Pseudomonas - Pseudomonas contains many species of which a few are pathogenic for humans. The pseudomonas aeruginosa bacterium is a species that can be virulent (ability of a bacteria to cause disease) to humans.
Pseudomonas form biofilms in water pipes. Biofilms are more difficult to eradicate then bacteria groups because you have to first breakdown the biofilm and physically remove it from the water system before disinfection. Once established these biofilms can cause odor, color, taste and turbidity problems.
Heterotrophic Bacteria - Heterotrophs are bacteria that normally live in water. There has been no scientific proof that heterotrophs are harmful to humans. Heterotrophs are indeed a natural flora. Their life cycle consists of living and dying in the water environment. You will find these bacteria in all types of untreated water including bottled water.
In bottled water these bacteria can peak then die out, and the next generation of heterotrophs will live off their remains, they will peak and die out and so on. This is the natural order of their life cycle.
In the case of well water you are dealing with heterotrophic bacteria. Which can be eliminated with the installation of a disinfection system (i.e. chlorination, ozonation, or UV).

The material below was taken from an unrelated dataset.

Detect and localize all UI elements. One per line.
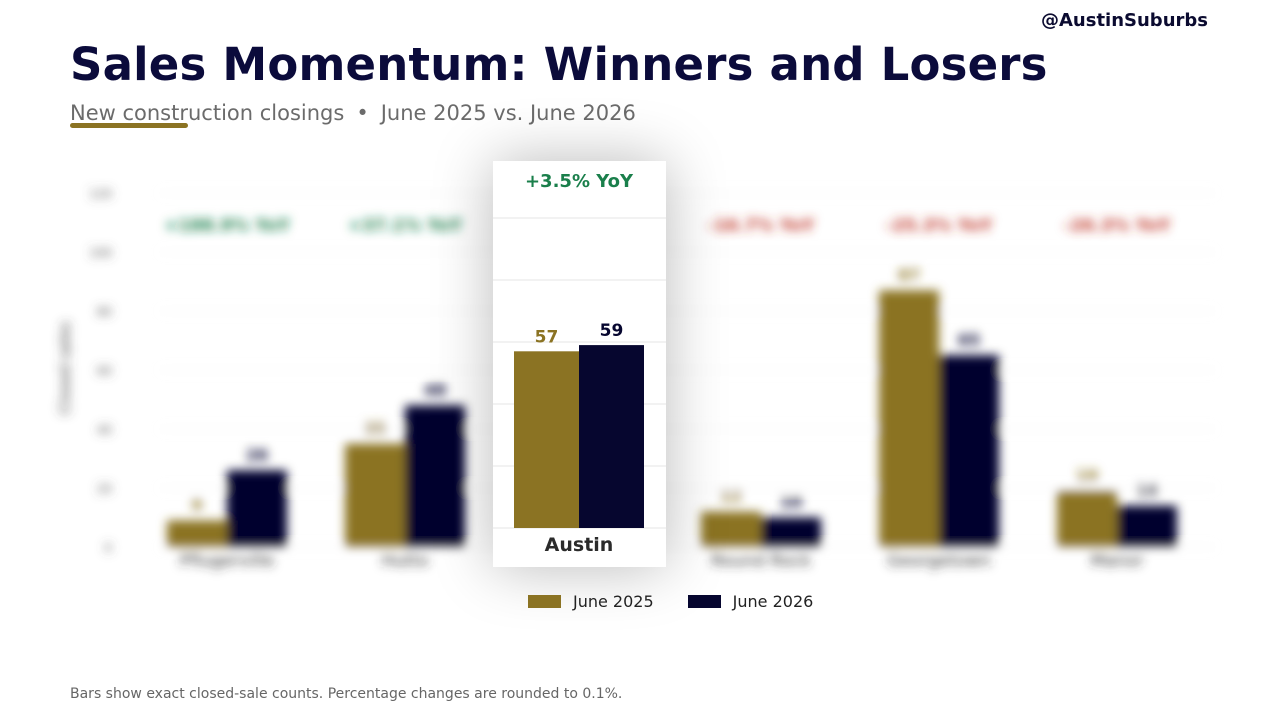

The bacteria mentioned in this article are pretty basic to identify and almost any environmental laboratory will have the capabilities to identify them. These bacteria are “indicator” bacteria. They indicate the presence of a more dangerous bacteria in the water system. Such bacteria as Salmonella, Shigella, Campylobacter, Klebsiella, and Yersinia will require a more sophisticated microbiological laboratory in order to isolate and speciate these organisms.
Not all bacteria are out to get us. In fact, only a very small percentage of the thousands of species that exist are harmful to humans. No water is naturally sterile. Well water, bottled water and some tap waters contain bacteria (providing they are not chemically treated). This is okay as long as the bacteria are natural flora.
It is the bacteria that are not found naturally in water that could be a problem. These are the bacteria that do not have the DNA to assimilate the minute amounts of organic carbon and nitrogen in the water and prefer to live in nice warm protein-rich bodies…like us.